Looking ahead, Monal Abdel-Baki, AUC assistant professor of economics, argued that it is easier to make long-term predictions than short-term ones, pointing out that while some emerging economies such as Turkey and South Africa had a short transitional period guided by a strong leader, Egypt is in for a longer period of uncertainty. “There are other countries, such as those in Eastern Europe, which experienced long and exhausting transitional periods,” she said. “Egypt belongs to this group. The nation is divided and there is no leader.”
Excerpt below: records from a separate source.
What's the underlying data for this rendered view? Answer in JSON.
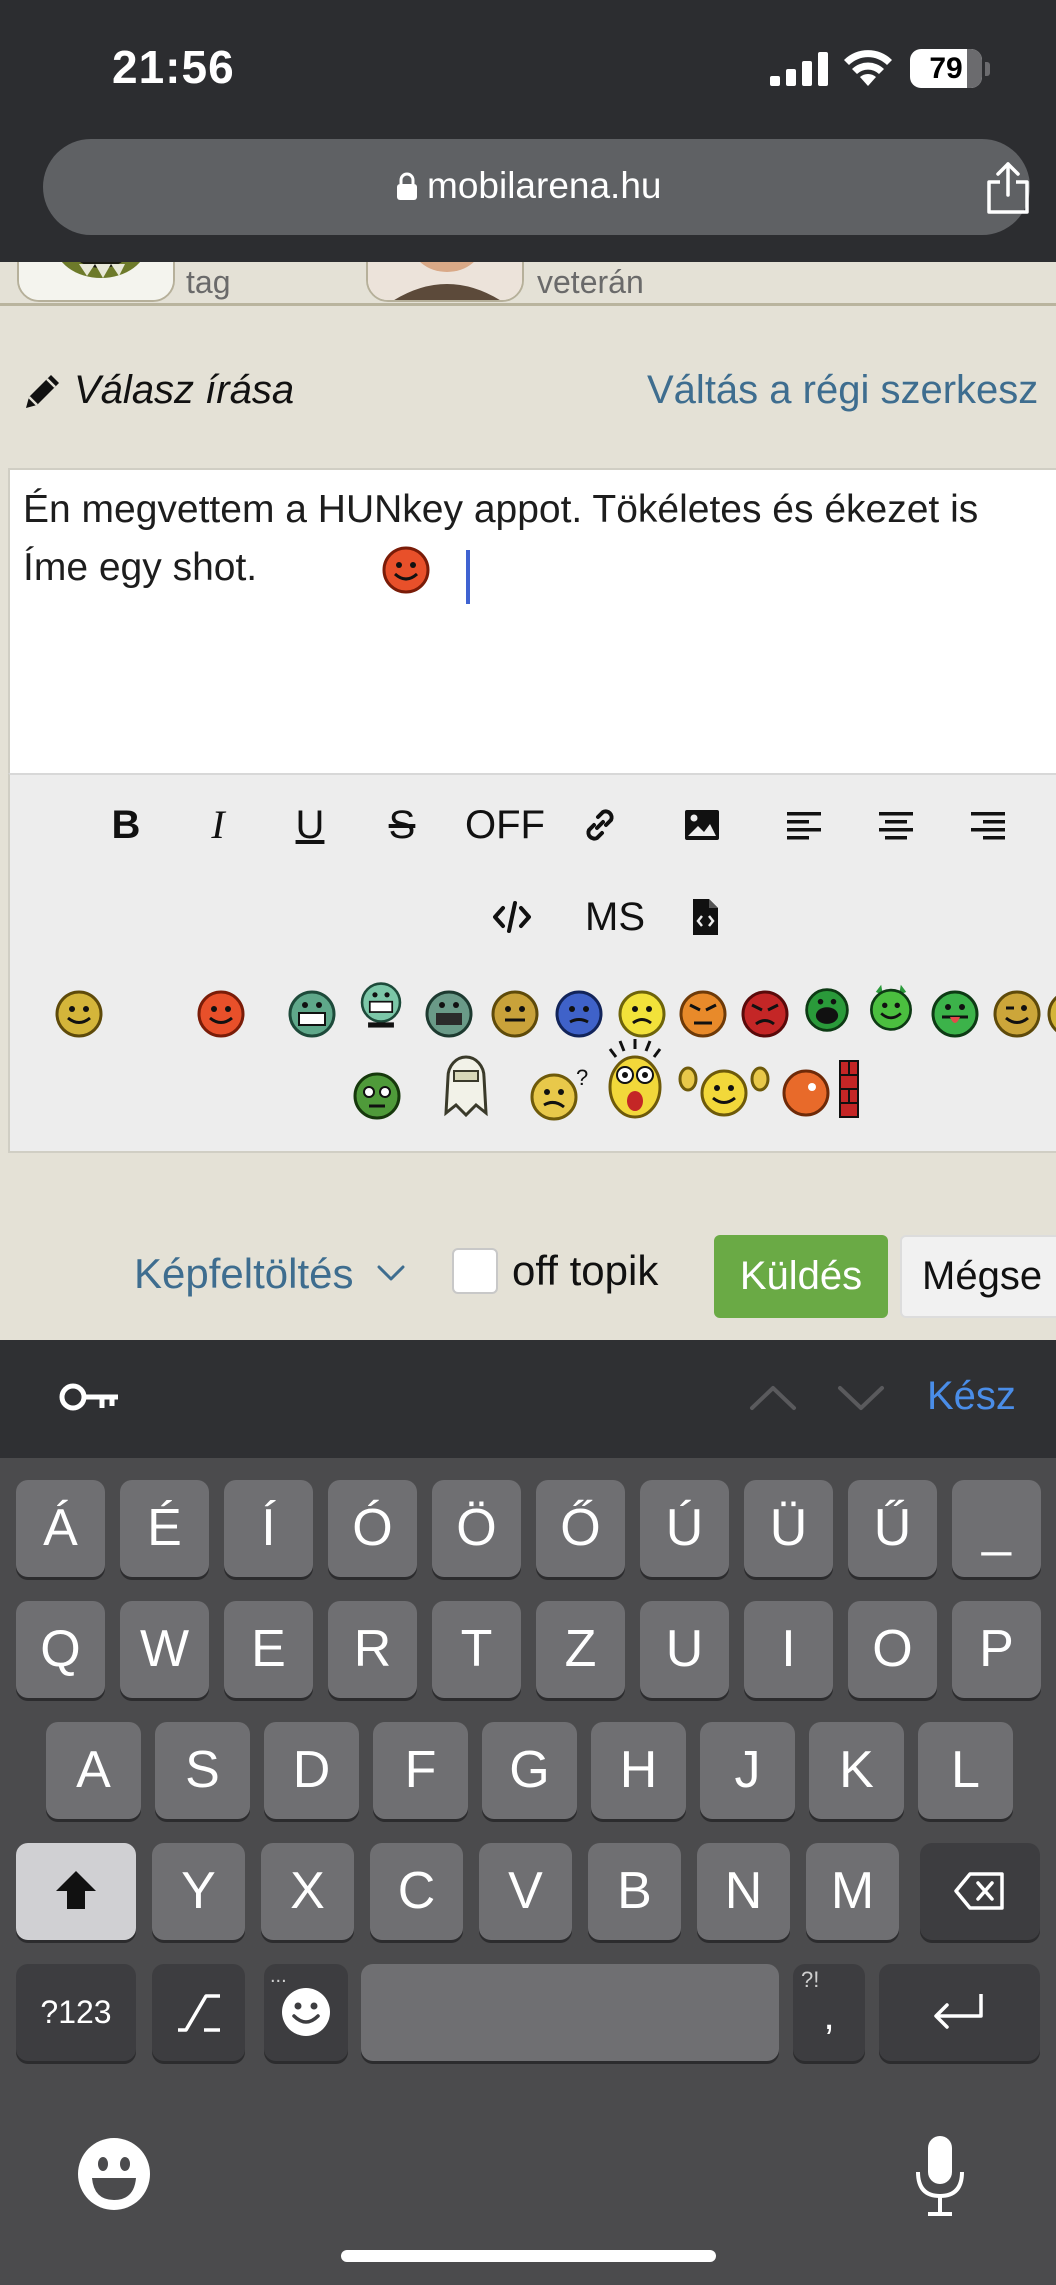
{
  "status_bar": {
    "time": "21:56",
    "battery_level": "79"
  },
  "browser": {
    "url": "mobilarena.hu"
  },
  "users": [
    {
      "rank": "tag"
    },
    {
      "rank": "veterán"
    }
  ],
  "reply": {
    "title": "Válasz írása",
    "switch_editor_link": "Váltás a régi szerkesz"
  },
  "editor": {
    "line_1": "Én megvettem a HUNkey appot. Tökéletes és ékezet is",
    "line_2": "Íme egy shot."
  },
  "toolbar": {
    "bold": "B",
    "italic": "I",
    "underline": "U",
    "strike": "S",
    "off": "OFF",
    "ms": "MS"
  },
  "actions": {
    "upload_label": "Képfeltöltés",
    "offtopic_label": "off topik",
    "send_label": "Küldés",
    "cancel_label": "Mégse"
  },
  "keyboard_accessory": {
    "done_label": "Kész"
  },
  "keyboard": {
    "row_accents": [
      "Á",
      "É",
      "Í",
      "Ó",
      "Ö",
      "Ő",
      "Ú",
      "Ü",
      "Ű",
      "_"
    ],
    "row_1": [
      "Q",
      "W",
      "E",
      "R",
      "T",
      "Z",
      "U",
      "I",
      "O",
      "P"
    ],
    "row_2": [
      "A",
      "S",
      "D",
      "F",
      "G",
      "H",
      "J",
      "K",
      "L"
    ],
    "row_3": [
      "Y",
      "X",
      "C",
      "V",
      "B",
      "N",
      "M"
    ],
    "numbers_key": "?123",
    "comma_key": ",",
    "comma_hint": "?!",
    "emoji_hint": "..."
  },
  "colors": {
    "link": "#3e6d8f",
    "send_button": "#6aaa45",
    "done": "#4a8de8",
    "caret": "#3f63d1"
  }
}
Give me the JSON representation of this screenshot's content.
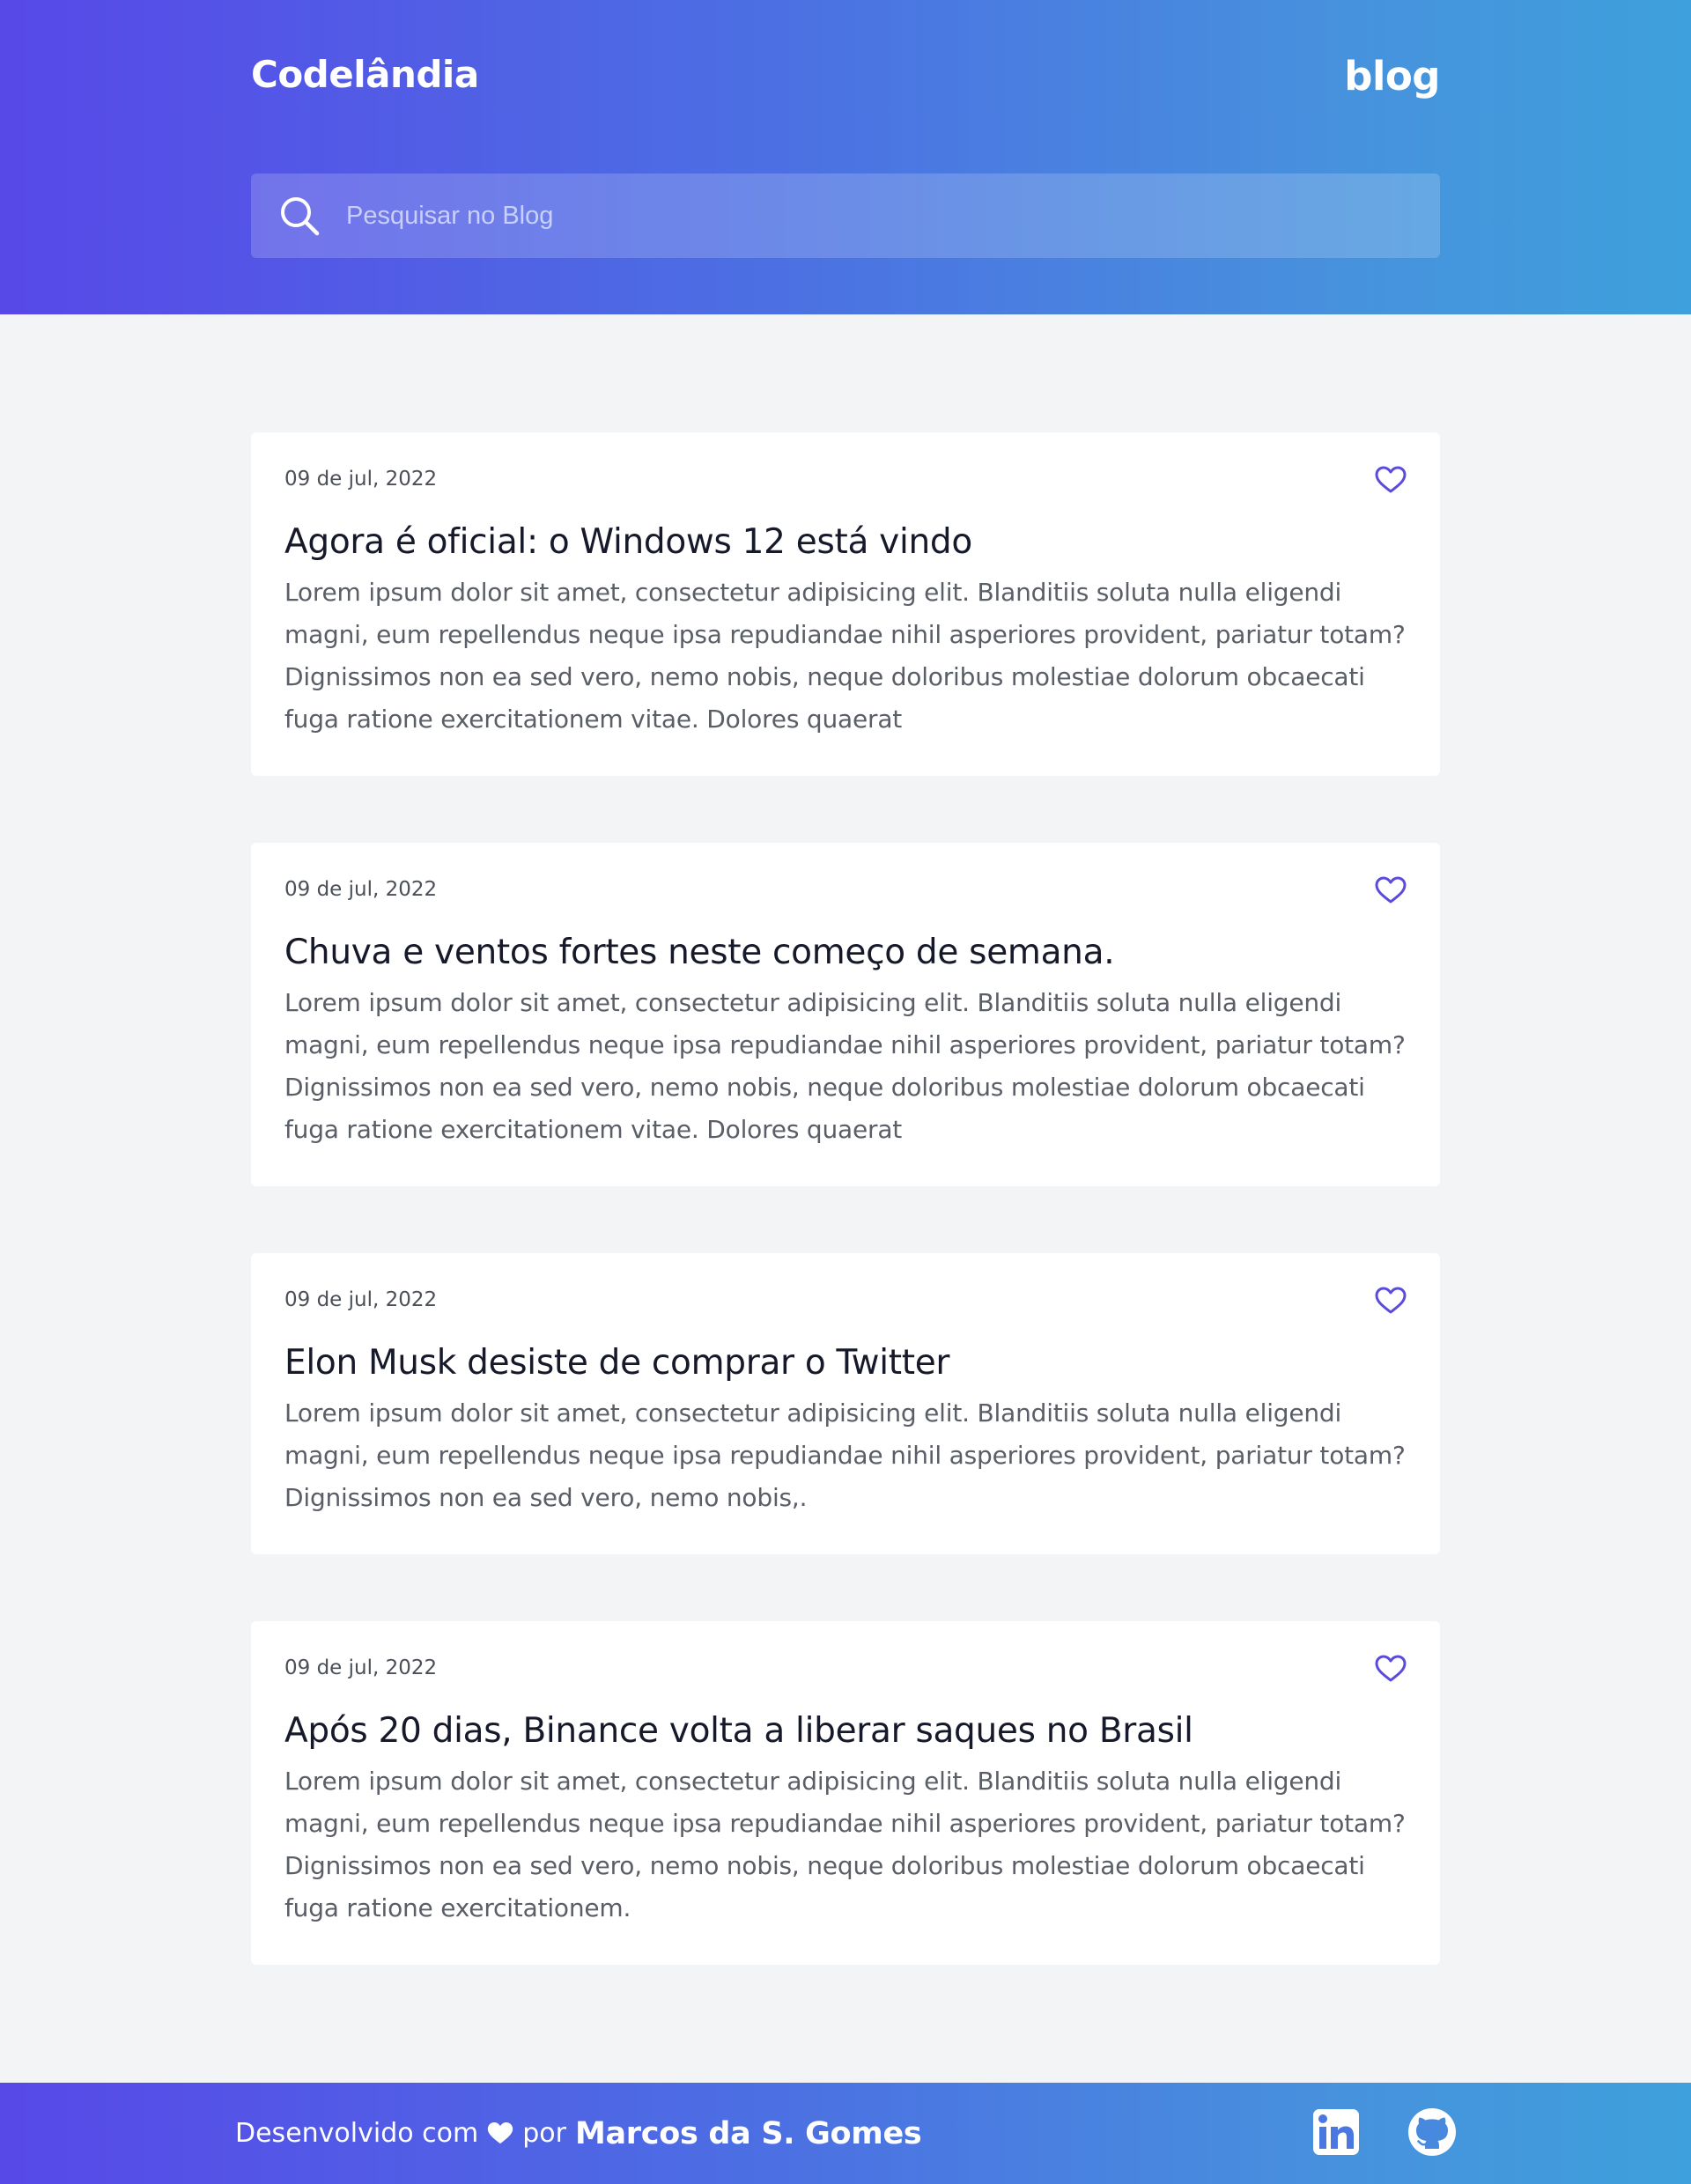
{
  "header": {
    "brand": "Codelândia",
    "nav_link": "blog",
    "search_placeholder": "Pesquisar no Blog"
  },
  "posts": [
    {
      "date": "09 de jul, 2022",
      "title": "Agora é oficial: o Windows 12 está vindo",
      "body": "Lorem ipsum dolor sit amet, consectetur adipisicing elit. Blanditiis soluta nulla eligendi magni, eum repellendus neque ipsa repudiandae nihil asperiores provident, pariatur totam? Dignissimos non ea sed vero, nemo nobis, neque doloribus molestiae dolorum obcaecati fuga ratione exercitationem vitae. Dolores quaerat"
    },
    {
      "date": "09 de jul, 2022",
      "title": "Chuva e ventos fortes neste começo de semana.",
      "body": "Lorem ipsum dolor sit amet, consectetur adipisicing elit. Blanditiis soluta nulla eligendi magni, eum repellendus neque ipsa repudiandae nihil asperiores provident, pariatur totam? Dignissimos non ea sed vero, nemo nobis, neque doloribus molestiae dolorum obcaecati fuga ratione exercitationem vitae. Dolores quaerat"
    },
    {
      "date": "09 de jul, 2022",
      "title": "Elon Musk desiste de comprar o Twitter",
      "body": "Lorem ipsum dolor sit amet, consectetur adipisicing elit. Blanditiis soluta nulla eligendi magni, eum repellendus neque ipsa repudiandae nihil asperiores provident, pariatur totam? Dignissimos non ea sed vero, nemo nobis,."
    },
    {
      "date": "09 de jul, 2022",
      "title": "Após 20 dias, Binance volta a liberar saques no Brasil",
      "body": "Lorem ipsum dolor sit amet, consectetur adipisicing elit. Blanditiis soluta nulla eligendi magni, eum repellendus neque ipsa repudiandae nihil asperiores provident, pariatur totam? Dignissimos non ea sed vero, nemo nobis, neque doloribus molestiae dolorum obcaecati fuga ratione exercitationem."
    }
  ],
  "footer": {
    "credit_prefix": "Desenvolvido com",
    "credit_middle": "por",
    "author": "Marcos da S. Gomes",
    "icons": [
      "heart-icon",
      "linkedin-icon",
      "github-icon"
    ]
  },
  "colors": {
    "gradient_start": "#5748e8",
    "gradient_end": "#3ea0dc",
    "accent": "#5a4bdc",
    "page_background": "#f3f4f6",
    "card_background": "#ffffff"
  }
}
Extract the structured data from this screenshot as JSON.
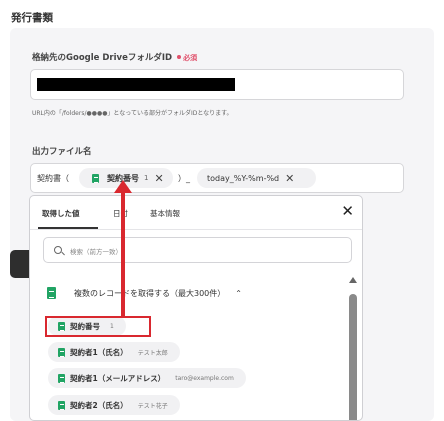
{
  "section": {
    "title": "発行書類"
  },
  "folder": {
    "label": "格納先のGoogle DriveフォルダID",
    "required": "必須",
    "hint": "URL内の「/folders/●●●●」となっている部分がフォルダIDとなります。"
  },
  "filename": {
    "label": "出力ファイル名",
    "prefix": "契約書（",
    "chip1": {
      "label": "契約番号",
      "value": "1"
    },
    "separator": "）_",
    "chip2": {
      "label": "today_%Y-%m-%d"
    }
  },
  "popup": {
    "tabs": [
      "取得した値",
      "日付",
      "基本情報"
    ],
    "search_placeholder": "検索（前方一致）",
    "group_label": "複数のレコードを取得する（最大300件）",
    "items": [
      {
        "name": "契約番号",
        "value": "1"
      },
      {
        "name": "契約者1（氏名）",
        "value": "テスト太郎"
      },
      {
        "name": "契約者1（メールアドレス）",
        "value": "taro@example.com"
      },
      {
        "name": "契約者2（氏名）",
        "value": "テスト花子"
      }
    ]
  },
  "icons": {
    "close": "close-icon",
    "search": "search-icon",
    "sheet": "google-sheets-icon",
    "chevron": "chevron-up-icon"
  },
  "colors": {
    "accent_red": "#d9282f",
    "sheets_green": "#21a464",
    "required_pink": "#e0506b"
  }
}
Abdel-Baki suggested that Egypt follow the example of China where in 1978 “five politicians drew a road map for the economy until 2050,” with the goal that China would by then be the world's economic power. Abdel-Baki was cautiously optimistic. “The Egyptian economy has a lot going for it, including a young population, a large consumer base and solid capital markets, but the country needs an economic coalition to prepare a road map for the next 30 to 40 years."